Cold, hungry and need something filling to stop your rumbling stomach? Try the BCM (Bacon, Cheese and Mushroom) Hot Potato. This recipe has been created for two people but you can make as much as you like. For example, if you want to serve four people, just double the recipe.
3 x Short cut Bacon Rashers 4 x Mushrooms cup grated cheese 2 x medium sized potatoes (washed) 2 tablespoons Sour Cream 1 teaspoon Butter
1. Preheat oven to 180ºC. 2. Dice bacon rashers. Peel and dice mushrooms. 3. Turn fry pan on medium heat and add 1 teaspoon of butter.
4. Add bacon and mushrooms to heated frypan. Cook until slightly brown.
5. Pierce each potato with a knife and cut a small hollow out from the middle of the potatoes making enough room to add your filling. If you need to hollow more potato out just use a teaspoon.

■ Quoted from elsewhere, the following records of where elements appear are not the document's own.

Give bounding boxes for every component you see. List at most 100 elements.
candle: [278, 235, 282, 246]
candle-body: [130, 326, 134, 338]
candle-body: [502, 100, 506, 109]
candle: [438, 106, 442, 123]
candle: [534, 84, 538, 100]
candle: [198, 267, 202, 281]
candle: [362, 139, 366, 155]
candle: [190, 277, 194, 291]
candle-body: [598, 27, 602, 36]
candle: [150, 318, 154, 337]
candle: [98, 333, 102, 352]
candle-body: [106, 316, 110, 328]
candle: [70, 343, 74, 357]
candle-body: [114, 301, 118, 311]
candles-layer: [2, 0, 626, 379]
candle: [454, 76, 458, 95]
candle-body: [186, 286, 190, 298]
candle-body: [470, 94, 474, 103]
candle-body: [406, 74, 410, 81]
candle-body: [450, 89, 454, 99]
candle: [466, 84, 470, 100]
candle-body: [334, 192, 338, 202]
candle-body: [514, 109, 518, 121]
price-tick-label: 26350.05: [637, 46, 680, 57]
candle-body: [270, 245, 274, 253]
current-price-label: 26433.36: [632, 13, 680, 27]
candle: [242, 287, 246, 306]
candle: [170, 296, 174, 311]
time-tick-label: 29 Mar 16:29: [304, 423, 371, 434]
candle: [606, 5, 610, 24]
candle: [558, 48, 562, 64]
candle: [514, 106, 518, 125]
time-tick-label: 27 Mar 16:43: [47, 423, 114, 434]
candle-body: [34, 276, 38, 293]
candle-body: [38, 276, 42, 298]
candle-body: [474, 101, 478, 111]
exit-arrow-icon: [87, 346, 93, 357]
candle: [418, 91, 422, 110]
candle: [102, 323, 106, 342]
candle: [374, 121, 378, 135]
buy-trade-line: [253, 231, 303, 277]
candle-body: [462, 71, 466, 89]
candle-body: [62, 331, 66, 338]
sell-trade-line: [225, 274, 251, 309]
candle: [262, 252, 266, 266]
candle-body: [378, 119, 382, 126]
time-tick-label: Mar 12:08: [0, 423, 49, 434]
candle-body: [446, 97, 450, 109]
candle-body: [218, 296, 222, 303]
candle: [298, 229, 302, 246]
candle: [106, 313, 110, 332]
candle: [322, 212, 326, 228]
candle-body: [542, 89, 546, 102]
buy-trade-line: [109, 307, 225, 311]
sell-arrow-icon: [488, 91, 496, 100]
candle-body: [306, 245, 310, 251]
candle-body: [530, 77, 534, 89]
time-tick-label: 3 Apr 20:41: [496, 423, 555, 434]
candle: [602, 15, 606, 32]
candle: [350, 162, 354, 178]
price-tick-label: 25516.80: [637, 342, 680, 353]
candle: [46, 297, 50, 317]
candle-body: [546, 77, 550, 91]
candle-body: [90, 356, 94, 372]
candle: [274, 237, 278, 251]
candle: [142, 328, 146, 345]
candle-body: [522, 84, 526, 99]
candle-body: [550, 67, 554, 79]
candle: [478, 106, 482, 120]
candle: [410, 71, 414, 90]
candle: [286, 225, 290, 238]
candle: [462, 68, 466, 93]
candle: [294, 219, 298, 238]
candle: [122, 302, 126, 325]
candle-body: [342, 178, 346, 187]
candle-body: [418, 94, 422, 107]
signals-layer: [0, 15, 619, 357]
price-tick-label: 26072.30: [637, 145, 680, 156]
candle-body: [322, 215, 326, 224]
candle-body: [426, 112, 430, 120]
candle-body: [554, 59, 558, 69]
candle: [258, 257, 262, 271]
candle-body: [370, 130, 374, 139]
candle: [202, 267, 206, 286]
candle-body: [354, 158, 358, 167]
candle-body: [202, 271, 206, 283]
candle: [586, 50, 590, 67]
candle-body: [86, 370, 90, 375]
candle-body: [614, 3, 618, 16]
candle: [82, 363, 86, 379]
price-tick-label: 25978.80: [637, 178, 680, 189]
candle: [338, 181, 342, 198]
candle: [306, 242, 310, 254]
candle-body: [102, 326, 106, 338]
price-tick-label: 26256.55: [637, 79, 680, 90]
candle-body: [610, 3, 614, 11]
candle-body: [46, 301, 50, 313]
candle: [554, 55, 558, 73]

6. Fill potatoes with cooked bacon and mushroom.
7. Put grated cheese on top of each potato. Wrap potatoes (and potato tops) in alfoil leaving the top slightly exposed so the cheese can melt over it.
8. Place potatoes on oven tray and cook for 45 minutes or until potato is soft. You can prick potato with a skewer to check if it's soft enough.
9. When cooked, place potatoes on a plate and remove alfoil.
10. Add 1 tablespoon of sour cream on top of each.
11. Ready, set, eat.
Variations: The BCM Hot Potato is also good as a side dish. I added a serving of leftover bolognese mince with mine. You can also try adding different ingredients to the filling, for example, shallots or onion. Just make sure your filling is not too big to fit into the potatoes (this has been known to happen on occasion).